While this simple method for weight manipulation may hold true in principle and the short term, in reality many individuals have experienced first hand that it is not always the case. The body is a system of systems and they must all function together to process your food. When any one part of the system is out of place the rest will have to pick up the slack which changes the internal environment of your body. Here are four reasons why simply sticking with a Calories in equals Calories out approach is only one side of the story.
Thermic Effect of Feeding
Some foods require more energy to digest. The dense meaty tissue and fat of a ribeye steak will take more effort to break down than white rice. It’s imperative to chew all your food well in order to break it down appropriately and this goes double for meat and fat. You’ve probably experienced a food coma after eating a huge burger or a rack of ribs from your favorite BBQ place. This is your body working to process that food and get it through your system effectively. Chewing food effectively will help to mitigate some of the required energy for more dense foods and allow your body to process them more efficiently.
Absorption
Intestinal damage can affect nutrient absorption. Whether your intestinal troubles are autoimmune related or you have a parasite, damaged intestines won’t function as effectively as healthy ones. If you consistently have loose stools then you can absorb nutrients very well. Adding more vegetables to your diet is also a great way to help solidify loose stools that has the added bonus of increasing the amount of micronutrients in your diet as well. If you’re eating balanced meals, chewing well and still have issues, you may want to consider an elimination diet to remove possibly irritating foods and get your system back on track.
Sustainability
Extremes of Caloric deficit or excess will change body composition and weight significantly regardless of the aforementioned considerations. If you have a red carpet event and you have to look a certain way, you can crash diet for a week without food and show up “looking” skinny, but this will produce as many health complications as it does pounds lost. The same goes for drinking a gallon of milk a day (GOMAD), you’ll gain some serious weight this way and probably feel terrible in the process. If you’re training and looking to be fit and healthy, these options are not reasonable options.
Hormones
There is a neat little gland in your neck called the thyroid and it is part of the endocrine, or hormone, system. The thyroid controls how much energy your body burns. More food in the system equals a happy thyroid and endocrine system. Less food equals panicked thyroid and a reaction that makes you burn less energy, especially under the stress of an intense exercise program. Once this happens you’ll basically store anything you eat as fat, because your body has convinced itself you are starving and has altered it’s own chemistry to try to survive. Sometimes you have to eat more in order to weigh less.

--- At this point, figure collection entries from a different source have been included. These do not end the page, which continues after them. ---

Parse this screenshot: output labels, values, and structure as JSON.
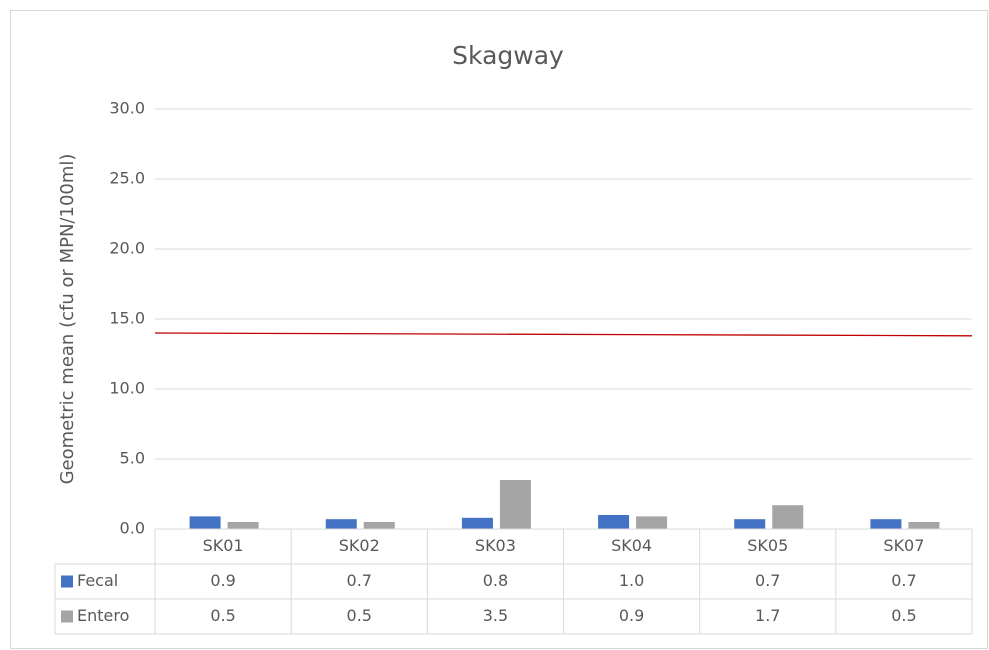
{
  "chart_data": {
    "type": "bar",
    "title": "Skagway",
    "y_label": "Geometric mean (cfu or MPN/100ml)",
    "categories": [
      "SK01",
      "SK02",
      "SK03",
      "SK04",
      "SK05",
      "SK07"
    ],
    "series": [
      {
        "name": "Fecal",
        "color": "#4472c4",
        "values": [
          0.9,
          0.7,
          0.8,
          1.0,
          0.7,
          0.7
        ],
        "value_labels": [
          "0.9",
          "0.7",
          "0.8",
          "1.0",
          "0.7",
          "0.7"
        ]
      },
      {
        "name": "Entero",
        "color": "#a5a5a5",
        "values": [
          0.5,
          0.5,
          3.5,
          0.9,
          1.7,
          0.5
        ],
        "value_labels": [
          "0.5",
          "0.5",
          "3.5",
          "0.9",
          "1.7",
          "0.5"
        ]
      }
    ],
    "reference_line": {
      "color": "#c00000",
      "values": [
        14.0,
        13.8
      ]
    },
    "ylim": [
      0,
      30
    ],
    "yticks": [
      {
        "value": 0,
        "label": "0.0"
      },
      {
        "value": 5,
        "label": "5.0"
      },
      {
        "value": 10,
        "label": "10.0"
      },
      {
        "value": 15,
        "label": "15.0"
      },
      {
        "value": 20,
        "label": "20.0"
      },
      {
        "value": 25,
        "label": "25.0"
      },
      {
        "value": 30,
        "label": "30.0"
      }
    ],
    "grid": true,
    "data_table": true
  }
}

I find the capabilities of the human body incredible. There are mechanisms within to accommodate basically any contingency that doesn’t outright kill us on the spot. Respecting these mechanisms and honoring basic lifestyle principles will allow you to have more energy, lose or gain weight effectively, and be healthy where eyes can’t see. Simply eating more or less food may not only not get you where you want to be, it can also cause serious problems for you down the road.